Quando cheguei em casa, já de madrugada, fiz o macarrão para o almoço do Dedê. De manhã contei para ela, que sorriu e ficou de comprar verduras. Disse para ela pegar um dinheiro e se cuidar. Ela não queria fazer as unhas, não queria pintar o cabelo pois estávamos economizando para acabar a obra do segundo andar.
Nossa ideia era alugar a casa quando a obra acabasse e sair de lá. Estava muito perigoso. A UPP não funciona lá, entende? Tiroteio sempre.
Na minha rua, de um mês para cá, alguns viciados começaram a fumar maconha ali. A polícia achou que era uma boca, venda de drogas, e começou a haver troca de tiros por lá. Minha casa já tinha sido atingida por um tiro, no ano passado. Por isso, eu dizia para a Vanessa não ficar na porta nem na sala.
Mas ela era teimosa. Pediu a uma amiga comprar verduras para o almoço do Dedê e ficou conversando com outros vizinhos na porta de casa, quando foi atingida. O tiro veio de uma mata que fica abaixo da UPP.

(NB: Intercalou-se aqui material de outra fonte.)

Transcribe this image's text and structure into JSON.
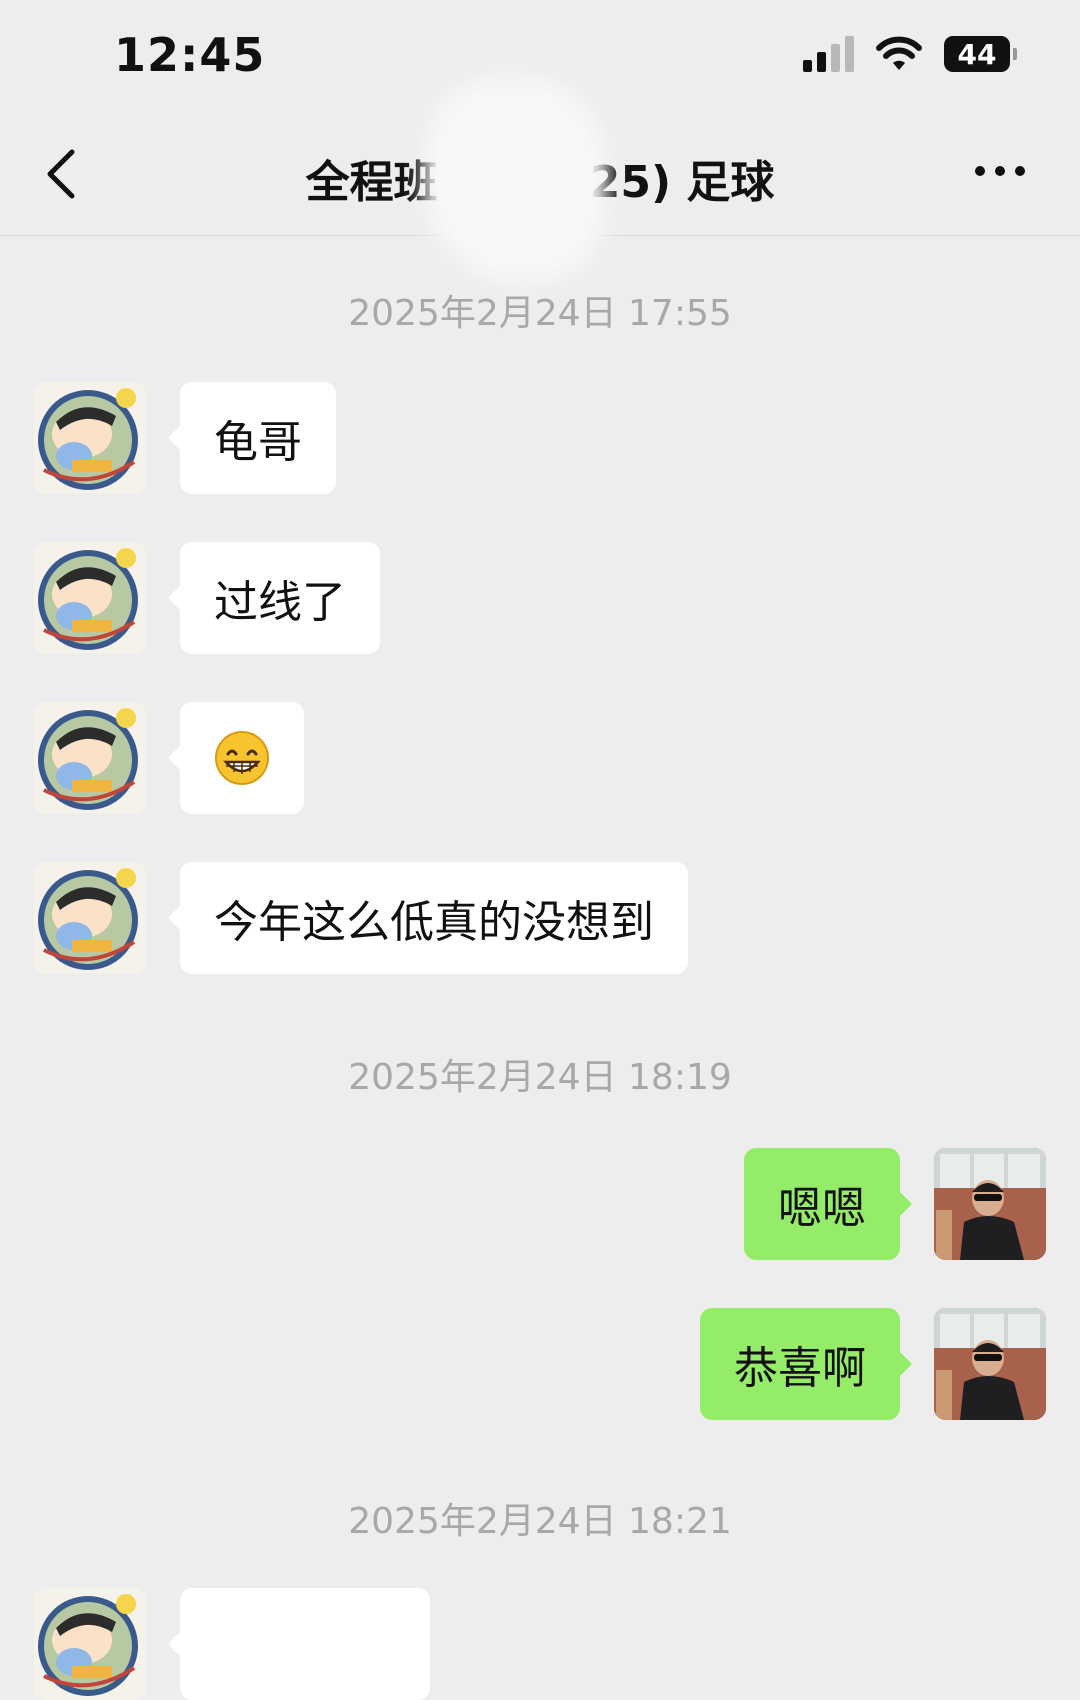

No último domingo, ela me disse que caso morresse, era para eu vender a casa e casar com alguém que gostasse do Dedê.
Eu quero a minha 'filha'. Ela me chamava de 'filho' e eu a chamava de 'filha', pois cuidávamos um do outro, assim como dos nossos filhos.
Nossa diversão era gravar os filmes que passavam na televisão durante a semana e assistir no domingo. Ela era minha companheira, melhor amiga, meu primeiro amor. Perdi tudo isso em um tiro, um estalo. O tiro pegou o peito, o coração e o pulmão. Meu vizinho foi ferido na cabeça.
Nem perícia ou polícia estiveram na minha casa. A mariposa ainda está lá.